# Need to Replace Old Mechanical Timer.



## pr0wlunwoof (Apr 23, 2019)

Good Day!

My father-in-law has an old Mechanical Timer system that has not functioned since he moved in. He is now wanting to replace it and I am trying to identify what he has. Unfortunately all I have to go off of is a picture. It appears to be a 120v system, but I cant find anything that remotely looks like it online.



Any help would be appreciated. I am trying to get it ordered so when I drive the 3 hours to his house I am not scrambling.


----------



## pr0wlunwoof (Apr 23, 2019)

I got a picture of the inside door. I think I can replace it with an Intermatic R8800. Anyone have any thoughts?

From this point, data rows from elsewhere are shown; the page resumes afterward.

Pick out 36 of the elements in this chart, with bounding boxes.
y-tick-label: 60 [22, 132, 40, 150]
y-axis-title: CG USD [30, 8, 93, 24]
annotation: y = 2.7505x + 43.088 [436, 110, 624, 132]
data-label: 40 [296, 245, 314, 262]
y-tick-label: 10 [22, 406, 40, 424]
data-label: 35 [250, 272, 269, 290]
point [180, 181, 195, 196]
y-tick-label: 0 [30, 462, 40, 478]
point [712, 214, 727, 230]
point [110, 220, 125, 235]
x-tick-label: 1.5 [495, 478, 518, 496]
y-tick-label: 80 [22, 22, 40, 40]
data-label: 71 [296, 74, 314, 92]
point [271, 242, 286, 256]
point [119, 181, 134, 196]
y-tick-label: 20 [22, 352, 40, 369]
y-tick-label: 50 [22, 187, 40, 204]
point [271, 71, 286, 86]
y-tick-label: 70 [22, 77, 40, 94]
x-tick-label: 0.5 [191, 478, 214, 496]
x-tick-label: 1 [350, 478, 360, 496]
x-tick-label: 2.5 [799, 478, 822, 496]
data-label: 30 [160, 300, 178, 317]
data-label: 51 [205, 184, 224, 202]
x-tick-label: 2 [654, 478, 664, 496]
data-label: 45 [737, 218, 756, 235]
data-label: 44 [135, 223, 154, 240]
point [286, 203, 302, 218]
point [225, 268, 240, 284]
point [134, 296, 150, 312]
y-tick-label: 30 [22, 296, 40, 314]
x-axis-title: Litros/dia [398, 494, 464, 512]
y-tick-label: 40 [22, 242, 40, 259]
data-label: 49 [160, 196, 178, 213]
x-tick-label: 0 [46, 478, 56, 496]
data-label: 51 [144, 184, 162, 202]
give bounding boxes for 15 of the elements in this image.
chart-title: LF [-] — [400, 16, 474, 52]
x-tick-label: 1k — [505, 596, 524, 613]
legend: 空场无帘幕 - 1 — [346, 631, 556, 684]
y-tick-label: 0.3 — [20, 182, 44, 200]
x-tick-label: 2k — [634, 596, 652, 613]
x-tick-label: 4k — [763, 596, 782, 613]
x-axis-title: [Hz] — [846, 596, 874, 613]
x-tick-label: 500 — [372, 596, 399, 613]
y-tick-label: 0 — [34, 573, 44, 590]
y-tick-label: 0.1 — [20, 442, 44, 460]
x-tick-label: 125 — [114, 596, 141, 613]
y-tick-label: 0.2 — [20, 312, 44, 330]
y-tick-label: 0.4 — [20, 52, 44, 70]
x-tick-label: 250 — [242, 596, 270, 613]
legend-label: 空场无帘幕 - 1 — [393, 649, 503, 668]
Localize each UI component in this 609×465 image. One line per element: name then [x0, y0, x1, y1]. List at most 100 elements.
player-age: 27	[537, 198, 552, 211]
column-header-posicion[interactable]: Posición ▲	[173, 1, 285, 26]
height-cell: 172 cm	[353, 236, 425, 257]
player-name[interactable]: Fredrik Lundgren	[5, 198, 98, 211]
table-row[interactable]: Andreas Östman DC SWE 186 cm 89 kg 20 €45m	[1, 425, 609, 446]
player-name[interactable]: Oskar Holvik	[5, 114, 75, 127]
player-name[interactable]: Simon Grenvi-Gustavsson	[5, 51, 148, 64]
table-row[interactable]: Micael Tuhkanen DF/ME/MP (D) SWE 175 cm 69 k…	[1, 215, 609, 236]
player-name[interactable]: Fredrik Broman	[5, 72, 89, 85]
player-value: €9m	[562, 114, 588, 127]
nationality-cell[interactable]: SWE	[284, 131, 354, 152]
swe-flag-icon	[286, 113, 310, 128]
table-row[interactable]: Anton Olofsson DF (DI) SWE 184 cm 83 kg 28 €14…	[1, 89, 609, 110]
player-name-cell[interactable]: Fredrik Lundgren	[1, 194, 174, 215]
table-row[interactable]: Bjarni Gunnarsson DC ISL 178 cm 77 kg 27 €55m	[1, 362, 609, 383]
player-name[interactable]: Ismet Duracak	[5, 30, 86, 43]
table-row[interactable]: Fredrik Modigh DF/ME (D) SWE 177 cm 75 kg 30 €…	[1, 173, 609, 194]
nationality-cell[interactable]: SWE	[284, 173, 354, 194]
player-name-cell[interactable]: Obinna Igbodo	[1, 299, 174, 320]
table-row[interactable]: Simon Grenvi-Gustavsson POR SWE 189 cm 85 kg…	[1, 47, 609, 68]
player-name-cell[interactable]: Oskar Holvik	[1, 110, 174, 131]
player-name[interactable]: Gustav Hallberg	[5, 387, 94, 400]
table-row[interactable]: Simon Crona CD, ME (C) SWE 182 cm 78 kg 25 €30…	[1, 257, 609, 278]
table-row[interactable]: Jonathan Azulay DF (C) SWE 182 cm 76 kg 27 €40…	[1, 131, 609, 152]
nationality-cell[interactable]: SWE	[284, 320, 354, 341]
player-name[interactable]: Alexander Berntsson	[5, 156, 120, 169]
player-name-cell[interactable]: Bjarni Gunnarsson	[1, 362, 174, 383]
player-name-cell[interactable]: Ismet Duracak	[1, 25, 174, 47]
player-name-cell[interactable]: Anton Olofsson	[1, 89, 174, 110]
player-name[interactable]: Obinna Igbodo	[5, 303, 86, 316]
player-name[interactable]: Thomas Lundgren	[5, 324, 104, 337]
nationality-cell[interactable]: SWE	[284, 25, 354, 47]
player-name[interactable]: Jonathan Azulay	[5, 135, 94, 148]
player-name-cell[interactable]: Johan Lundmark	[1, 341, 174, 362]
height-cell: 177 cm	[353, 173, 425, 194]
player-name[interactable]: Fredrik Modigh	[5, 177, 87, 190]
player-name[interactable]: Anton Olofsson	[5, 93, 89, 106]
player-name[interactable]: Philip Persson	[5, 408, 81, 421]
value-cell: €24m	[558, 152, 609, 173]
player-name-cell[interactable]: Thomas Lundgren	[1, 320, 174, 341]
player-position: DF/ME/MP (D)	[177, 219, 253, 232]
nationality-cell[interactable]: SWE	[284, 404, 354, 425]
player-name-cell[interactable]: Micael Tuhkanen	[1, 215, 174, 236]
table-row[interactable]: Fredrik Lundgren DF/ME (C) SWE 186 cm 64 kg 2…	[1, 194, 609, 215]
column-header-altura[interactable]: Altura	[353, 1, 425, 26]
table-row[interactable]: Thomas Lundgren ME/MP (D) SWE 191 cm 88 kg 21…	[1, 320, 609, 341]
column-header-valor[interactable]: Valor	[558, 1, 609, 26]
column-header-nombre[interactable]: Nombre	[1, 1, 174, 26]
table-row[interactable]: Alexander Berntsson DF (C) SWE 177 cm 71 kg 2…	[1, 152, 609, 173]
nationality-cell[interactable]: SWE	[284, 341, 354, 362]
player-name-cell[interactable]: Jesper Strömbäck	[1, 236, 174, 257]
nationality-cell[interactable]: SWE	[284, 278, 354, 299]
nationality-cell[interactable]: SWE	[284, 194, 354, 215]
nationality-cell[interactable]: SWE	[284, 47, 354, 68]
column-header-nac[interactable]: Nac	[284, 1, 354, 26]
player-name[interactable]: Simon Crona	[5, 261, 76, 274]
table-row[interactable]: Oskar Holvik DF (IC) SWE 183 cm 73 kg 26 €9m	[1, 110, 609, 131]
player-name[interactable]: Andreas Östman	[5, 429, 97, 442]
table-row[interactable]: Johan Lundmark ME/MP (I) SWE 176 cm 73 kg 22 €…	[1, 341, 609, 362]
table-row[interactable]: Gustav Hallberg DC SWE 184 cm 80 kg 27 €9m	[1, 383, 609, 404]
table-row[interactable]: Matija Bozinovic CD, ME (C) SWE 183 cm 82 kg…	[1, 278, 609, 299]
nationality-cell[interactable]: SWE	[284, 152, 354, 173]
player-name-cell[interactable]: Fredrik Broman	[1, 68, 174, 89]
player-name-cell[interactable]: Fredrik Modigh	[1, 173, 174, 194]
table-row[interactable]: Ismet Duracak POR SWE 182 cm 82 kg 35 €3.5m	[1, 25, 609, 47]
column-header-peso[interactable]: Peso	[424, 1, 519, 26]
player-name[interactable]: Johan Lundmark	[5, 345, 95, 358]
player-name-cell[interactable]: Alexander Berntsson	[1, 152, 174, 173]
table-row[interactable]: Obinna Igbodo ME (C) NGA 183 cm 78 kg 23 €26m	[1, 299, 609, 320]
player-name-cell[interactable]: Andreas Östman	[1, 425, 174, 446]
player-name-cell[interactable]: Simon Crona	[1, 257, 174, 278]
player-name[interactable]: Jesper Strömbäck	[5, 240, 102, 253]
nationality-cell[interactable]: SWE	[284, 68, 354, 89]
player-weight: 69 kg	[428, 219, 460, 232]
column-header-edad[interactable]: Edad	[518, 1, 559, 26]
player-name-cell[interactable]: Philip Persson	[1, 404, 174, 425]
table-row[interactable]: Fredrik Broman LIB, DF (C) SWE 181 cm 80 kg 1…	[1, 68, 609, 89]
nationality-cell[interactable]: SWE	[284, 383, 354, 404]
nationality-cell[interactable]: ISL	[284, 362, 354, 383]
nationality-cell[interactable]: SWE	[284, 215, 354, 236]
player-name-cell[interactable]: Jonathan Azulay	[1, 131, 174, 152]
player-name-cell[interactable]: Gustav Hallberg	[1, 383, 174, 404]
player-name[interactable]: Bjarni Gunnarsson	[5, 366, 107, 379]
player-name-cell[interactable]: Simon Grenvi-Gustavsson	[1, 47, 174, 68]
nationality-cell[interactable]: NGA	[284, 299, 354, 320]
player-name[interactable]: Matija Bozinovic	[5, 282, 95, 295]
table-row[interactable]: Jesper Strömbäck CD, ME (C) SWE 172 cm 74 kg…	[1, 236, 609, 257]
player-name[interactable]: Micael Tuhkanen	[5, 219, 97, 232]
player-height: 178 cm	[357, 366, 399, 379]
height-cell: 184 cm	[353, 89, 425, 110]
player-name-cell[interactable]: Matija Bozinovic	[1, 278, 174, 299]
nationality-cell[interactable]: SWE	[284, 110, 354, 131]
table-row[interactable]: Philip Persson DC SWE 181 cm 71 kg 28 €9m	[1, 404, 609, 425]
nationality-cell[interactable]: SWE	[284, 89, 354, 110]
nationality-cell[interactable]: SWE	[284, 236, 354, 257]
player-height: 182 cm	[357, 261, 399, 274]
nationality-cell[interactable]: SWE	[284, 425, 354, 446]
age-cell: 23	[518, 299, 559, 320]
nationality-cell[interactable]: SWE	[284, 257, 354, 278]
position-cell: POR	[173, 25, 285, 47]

https://www.homedepot.com/p/Intermatic-R8800-Series-3-HP-220-Volt-Indoor-Outdoor-Irrigation-Sprinkler-Timer-R8806P101D82/100190932


----------



## g-man (Jun 15, 2017)

This predates me. I think it is really cool to see.


----------



## pr0wlunwoof (Apr 23, 2019)

From what I can tell it is a super common setup in Florida. You have your own shallow well just for watering and you use a rotary valve to cycle zones. Stupid simple setup with very little wiring.


----------